'They think they know better': Aggressive punters expect publicans to break the rules 

'They think they know better': Aggressive punters expect publicans to break the rules 

Pat Crotty, the owner of Paris Texas, says his bar is regularly inspected by the Gardaí, who want to see contact tracing details, good social distancing, as well as limited numbers at tables. Picture: Conor McCabe Photography.

Publicans have pleaded with members of the public to stop asking staff to break Covid-19 guidelines.

They have also called for the pub time limit to be reviewed, to discourage pub crawls. 

Pat Crotty, of Paris Texas pub in Kilkenny, says his employees have dealt with customers who have tried to get around the guidelines, such as trying to stay on past an allocated time or requesting to sit at another table to facilitate a bigger group.

"People think there is a way around the guidelines, but we can't facilitate them. You have customers saying 'why can't you do this for me?'.

"People know the rules at this stage, and they are only making life hard for the staff. 

Some customers can get aggressive.

"The staff don't make the rules, they are just trying to work them as best they can. People can be very obtuse, they think they know better."

Mr Crotty says Paris Texas is regularly inspected by the Gardaí, who want to see contact tracing details, good social distancing, as well as limited numbers at tables.

He welcomed the news that pubs who don't serve food will reopen on September 21, and is hopeful this will mean his later bookings won't have to order a substantial meal with their pint.

"We have lost our drink trade. Our costs are based on having a certain amount of food trade as well as bar trade. The busiest time for us would have been Friday and Saturday nights from 10pm-12am, but we don't have that anymore. Once the food is over, it's over."

Paris Texas has 25 metres of bar counter, which Mr Crotty would like to see used. 

"I don't see why bar counters can't be used, with screens in front of the bar, and customers being divided off." 

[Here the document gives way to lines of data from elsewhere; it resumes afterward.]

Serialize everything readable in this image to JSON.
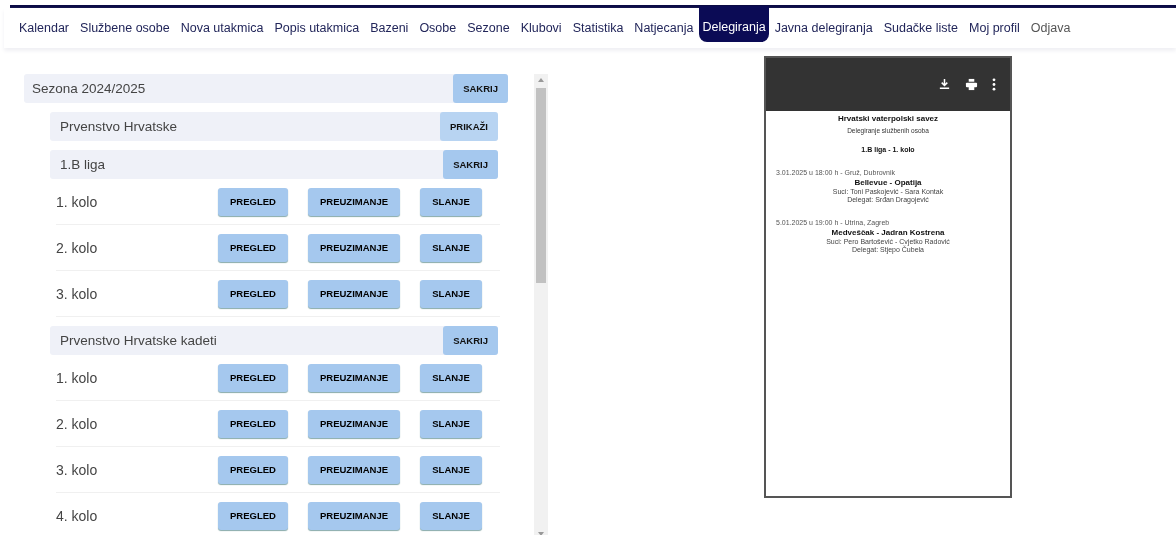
{
  "nav": [
    {
      "label": "Kalendar",
      "selected": false
    },
    {
      "label": "Službene osobe",
      "selected": false
    },
    {
      "label": "Nova utakmica",
      "selected": false
    },
    {
      "label": "Popis utakmica",
      "selected": false
    },
    {
      "label": "Bazeni",
      "selected": false
    },
    {
      "label": "Osobe",
      "selected": false
    },
    {
      "label": "Sezone",
      "selected": false
    },
    {
      "label": "Klubovi",
      "selected": false
    },
    {
      "label": "Statistika",
      "selected": false
    },
    {
      "label": "Natjecanja",
      "selected": false
    },
    {
      "label": "Delegiranja",
      "selected": true
    },
    {
      "label": "Javna delegiranja",
      "selected": false
    },
    {
      "label": "Sudačke liste",
      "selected": false
    },
    {
      "label": "Moj profil",
      "selected": false
    },
    {
      "label": "Odjava",
      "selected": false
    }
  ],
  "season": {
    "title": "Sezona 2024/2025",
    "button": "SAKRIJ",
    "expanded": true,
    "competitions": [
      {
        "title": "Prvenstvo Hrvatske",
        "button": "PRIKAŽI",
        "expanded": false
      },
      {
        "title": "1.B liga",
        "button": "SAKRIJ",
        "expanded": true,
        "rounds": [
          {
            "name": "1. kolo",
            "buttons": [
              "PREGLED",
              "PREUZIMANJE",
              "SLANJE"
            ]
          },
          {
            "name": "2. kolo",
            "buttons": [
              "PREGLED",
              "PREUZIMANJE",
              "SLANJE"
            ]
          },
          {
            "name": "3. kolo",
            "buttons": [
              "PREGLED",
              "PREUZIMANJE",
              "SLANJE"
            ]
          }
        ]
      },
      {
        "title": "Prvenstvo Hrvatske kadeti",
        "button": "SAKRIJ",
        "expanded": true,
        "rounds": [
          {
            "name": "1. kolo",
            "buttons": [
              "PREGLED",
              "PREUZIMANJE",
              "SLANJE"
            ]
          },
          {
            "name": "2. kolo",
            "buttons": [
              "PREGLED",
              "PREUZIMANJE",
              "SLANJE"
            ]
          },
          {
            "name": "3. kolo",
            "buttons": [
              "PREGLED",
              "PREUZIMANJE",
              "SLANJE"
            ]
          },
          {
            "name": "4. kolo",
            "buttons": [
              "PREGLED",
              "PREUZIMANJE",
              "SLANJE"
            ]
          }
        ]
      }
    ]
  },
  "document": {
    "title": "Hrvatski vaterpolski savez",
    "subtitle": "Delegiranje službenih osoba",
    "heading": "1.B liga - 1. kolo",
    "matches": [
      {
        "info": "3.01.2025 u 18:00 h - Gruž, Dubrovnik",
        "teams": "Bellevue - Opatija",
        "referees": "Suci: Toni Paskojević - Sara Kontak",
        "delegate": "Delegat: Srđan Dragojević"
      },
      {
        "info": "5.01.2025 u 19:00 h - Utrina, Zagreb",
        "teams": "Medveščak - Jadran Kostrena",
        "referees": "Suci: Pero Bartošević - Cvjetko Radović",
        "delegate": "Delegat: Stjepo Čubela"
      }
    ]
  }
}
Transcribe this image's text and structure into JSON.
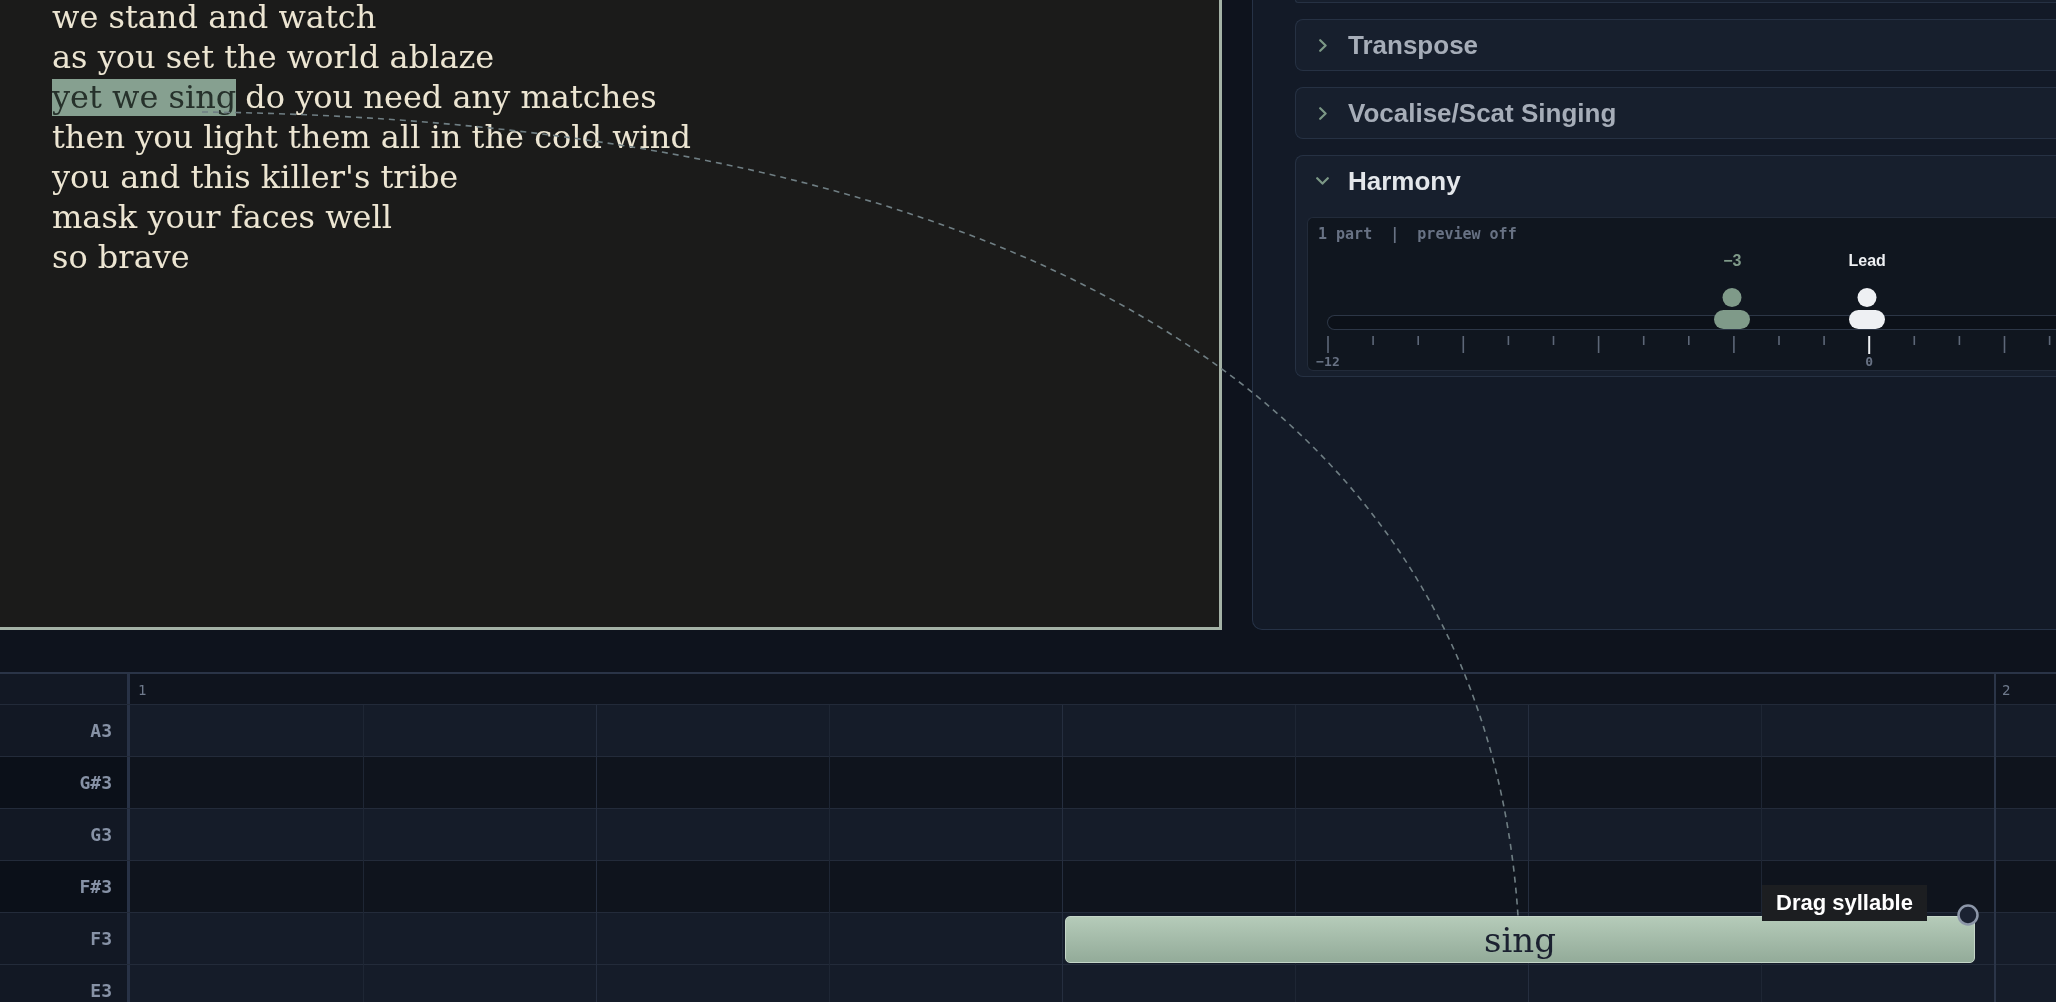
{
  "lyrics": {
    "lines": [
      {
        "segments": [
          {
            "text": "we stand and watch",
            "highlighted": false
          }
        ]
      },
      {
        "segments": [
          {
            "text": "as you set the world ablaze",
            "highlighted": false
          }
        ]
      },
      {
        "segments": [
          {
            "text": "yet we sing",
            "highlighted": true
          },
          {
            "text": "do you need any matches",
            "highlighted": false
          }
        ]
      },
      {
        "segments": [
          {
            "text": "then you light them all in the cold wind",
            "highlighted": false
          }
        ]
      },
      {
        "segments": [
          {
            "text": "you and this killer's tribe",
            "highlighted": false
          }
        ]
      },
      {
        "segments": [
          {
            "text": "mask your faces well",
            "highlighted": false
          }
        ]
      },
      {
        "segments": [
          {
            "text": "so brave",
            "highlighted": false
          }
        ]
      }
    ]
  },
  "panel": {
    "sections": [
      {
        "title": "Transpose",
        "expanded": false
      },
      {
        "title": "Vocalise/Scat Singing",
        "expanded": false
      },
      {
        "title": "Harmony",
        "expanded": true,
        "harmony": {
          "summary": "1 part  |  preview off",
          "voices": [
            {
              "label": "−3",
              "kind": "part",
              "level": 0.556
            },
            {
              "label": "Lead",
              "kind": "lead",
              "level": 0.741
            }
          ],
          "scale_labels": [
            "−12",
            "0"
          ]
        }
      }
    ]
  },
  "piano_roll": {
    "ruler": [
      "1",
      "2"
    ],
    "rows": [
      {
        "note": "A3",
        "kind": "natural"
      },
      {
        "note": "G#3",
        "kind": "sharp"
      },
      {
        "note": "G3",
        "kind": "natural"
      },
      {
        "note": "F#3",
        "kind": "sharp"
      },
      {
        "note": "F3",
        "kind": "natural",
        "syllables": [
          {
            "text": "sing",
            "tooltip": "Drag syllable"
          }
        ]
      },
      {
        "note": "E3",
        "kind": "natural"
      }
    ]
  }
}
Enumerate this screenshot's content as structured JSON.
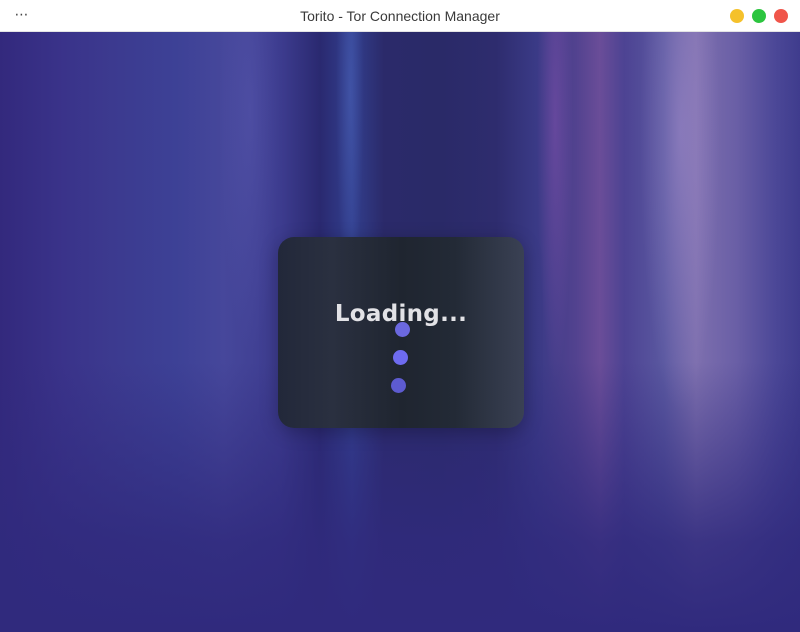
{
  "window": {
    "title": "Torito - Tor Connection Manager",
    "menu_glyph": "⋯",
    "controls": [
      {
        "name": "minimize",
        "color": "#f5c12b"
      },
      {
        "name": "maximize",
        "color": "#2cc53f"
      },
      {
        "name": "close",
        "color": "#f0554a"
      }
    ]
  },
  "loader": {
    "text": "Loading...",
    "dot_colors": [
      "#6b68df",
      "#6e6bf0",
      "#5d5bd0"
    ]
  },
  "colors": {
    "accent": "#6e6bf0",
    "background_base": "#302a7d"
  }
}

He has already created snugs in his pub and installed screens in between parts of the counter.

"If the counter is not used, I don't see how the smaller [wet] pubs, with little room for tables, will be able to operate."

"I don't see why bar counters can't be used, with screens in front of the bar, and customers being divided off." - Pat Crotty, the owner of Paris Texas. Picture: Conor McCabe Photography.
"I don't see why bar counters can't be used, with screens in front of the bar, and customers being divided off." - Pat Crotty, the owner of Paris Texas. Picture: Conor McCabe Photography.

Time limits are another concern for him. 

"It promotes pub crawls. 

"If you have a person in one group who is infected, they are going to be going to multiple pubs, instead of staying in one place where the infection is at least managed. Surely it would be safer to keep them in one pub."

The return of GAA, rugby and soccer matches will only amplify this, with sports fans dashing from pub to pub to watch various different games, he said.

Conor O'Neill, who runs The Glyde Inn in Annagassan in Louth, says customers found the new guidelines very hard at the start.

"We would have regular customers who would come in for a pint during the day, and they would sit or stand at the bar and chat with the staff.

"They found the new guidelines very hard to adjust to. They might live alone, and now they have to have something to eat, sit in the lounge, without the craic."

Mr O'Neill says some customers at the start tried to argue that the guidelines weren't set in law. 

"But we have to adhere to them."

The Glyde Inn also has a special website and app where customers can order and pay from, which about 70% of customers use. 

However, some negative reviews said that the customer service just wasn't the same. 

"Some said we were turning into Wetherspoons, and asked where has Irish customer service gone," says Mr O'Neill.

However, customers who don't want to use the app can order from regular sanitised menus. 

"It is a complete culture change, but people are expecting these changes now."

He would also welcome customers being allowed to sit at the bar, as long as social distancing was in place and there were screens between the staff and customers.

Mr O'Neill believes the time limit restrictions will be more difficult for 'wet pubs' to enforce.

"It is difficult for us at the minute with food, but I imagine it is going to be twice as difficult for them. If people are given an hour and a half to drink, they are going to drink as much as they can, and how do you stop them? 

"How do you tell people to diplomatically leave once their time is up?"